15.16節あなたがたは命への導き手である方を殺しましたが、神はこの方イエスを死者の中から復活させて下さいました。私たちはこのことの証人です。・・・・・イエスの名が、この足の不自由な人を強くしたのです。それは、その名を信じる信仰によるものです。」と、この復活したイエスを信じる信仰によって、聖霊を通してペテロは大胆に語る事ができたのです。実に、イエスの復活の力こそ、弱り果てている人を立ち上がらせることのできる力であり、このように大胆に福音を宣べ伝えることが出来る秘訣だったのです。
生まれながらの人間は、イエス様を裏切ったペトロと少しも変わりません。しかし、死者の中からよみかえられたイエス・キリストを信じる信仰によって、大胆に福音を伝える者とされるのです。
U.本当の権威(5〜7節)
4:5 次の日、議員、長老、律法学者たちがエルサレムに集まった。
4:6 大祭司アンナスとカイアファとヨハネとアレクサンドロと大祭司一族が集まった。
4:7 そして、使徒たちを真ん中に立たせて、「お前たちは何の権威によって、だれの名によってああいうことをしたのか」と尋問した。
※マタイによる福音書21章12〜27節「宮清め」
彼らは自分たちに権威があると思いこんでいましたが、本当の権威者を見失っていたということです。つまり、彼らは外見的な権威だけを主張するも、真に神を恐れ、神に従うという本質、実体を失っていたということです。それが問題でした。そのために彼らの考えも生活もすべてが見せかけだけで、形骸化していました。彼らの関心は神よりも自分たちにあったのです。しかし、それは彼らだけのことではありません。私たちの中にも、自分の益のために神の名を利用するが、その神に従っているかというとそうでもないことがあるのです。教会は果たしてどうか。牧師はどうか。

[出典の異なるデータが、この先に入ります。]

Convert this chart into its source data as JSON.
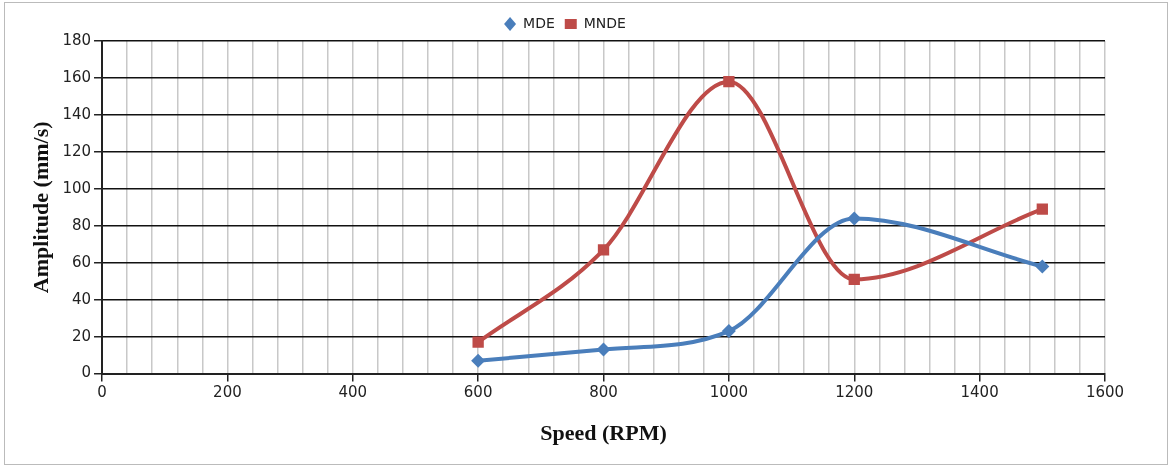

神のためにと言いながら、知らず知らずのうちに神を利用し、実は自分のために生きているということが多いのではないだろうか。外側だけで神に従うような信仰ではなく、神の御声を聞き、その御声に従うといった中身の伴った真剣な信仰が求められているのです。
V.この方による以外に救いはない(8〜12節)
4:8 そのとき、ペトロは聖霊に満たされて言った。「民の議員、また長老の方々、
4:9 今日わたしたちが取り調べを受けているのは、病人に対する善い行いと、その人が何によっていやされたかということについてであるならば、
4:10 あなたがたもイスラエルの民全体も知っていただきたい。この人が良くなって、皆さんの前に立っているのは、あなたがたが十字架につけて殺し、神が死者の中から復活させられたあのナザレの人、イエス・キリストの名によるものです。
このナザレ人イエス・キリストは、彼らが十字架につけて殺した人です。ユダヤ教の最高議会であるサンヘドリンがそのように決めたからです。しかし、神はそんな彼らの権威をあざ笑うかのように、彼らが十字架で殺したイエスをよみがえらせたのです。なぜなら、このイエスこそ真の権威と死者の中からよみかえらせる力を持った方だったからです。この方が、あの足の不自由な人を癒したのです。
4:11 この方こそ、/『あなたがた家を建てる者に捨てられたが、/隅の親石となった石』/です。
これは何のことを言っているのかといいますと、神殿の礎(イシズエ)の石のことです。詩編(118:23これは主の御業/わたしたちの目には驚くべきこと。)の作者はそのことを歌ったわけです。そしてその隅の親石こそイエス・キリストのことを指していたのです。すなわち、隅の親石がユダヤ人たちによって一度は捨てられたように、イエスはユダヤ教指導者たちによって捨てられ十字架につけられて殺されましたが、この石こそなくてはならないものでした。神はこのイエスを死者の中から甦らせたのです。
4:12 ほかのだれによっても、救いは得られません。わたしたちが救われるべき名は、天下にこの名のほか、人間には与えられていないのです。」
人間が語ることは絶対ではありません。不十分です。しかし、聖霊が臨むとき、神の言葉となる。神は絶対です。神が与えて下さる救いも絶対です。このイエス・キリストこそ、私たちを罪の刑罰から救い、永遠のいのちを与えることのできる唯一の救い主なる神なのです。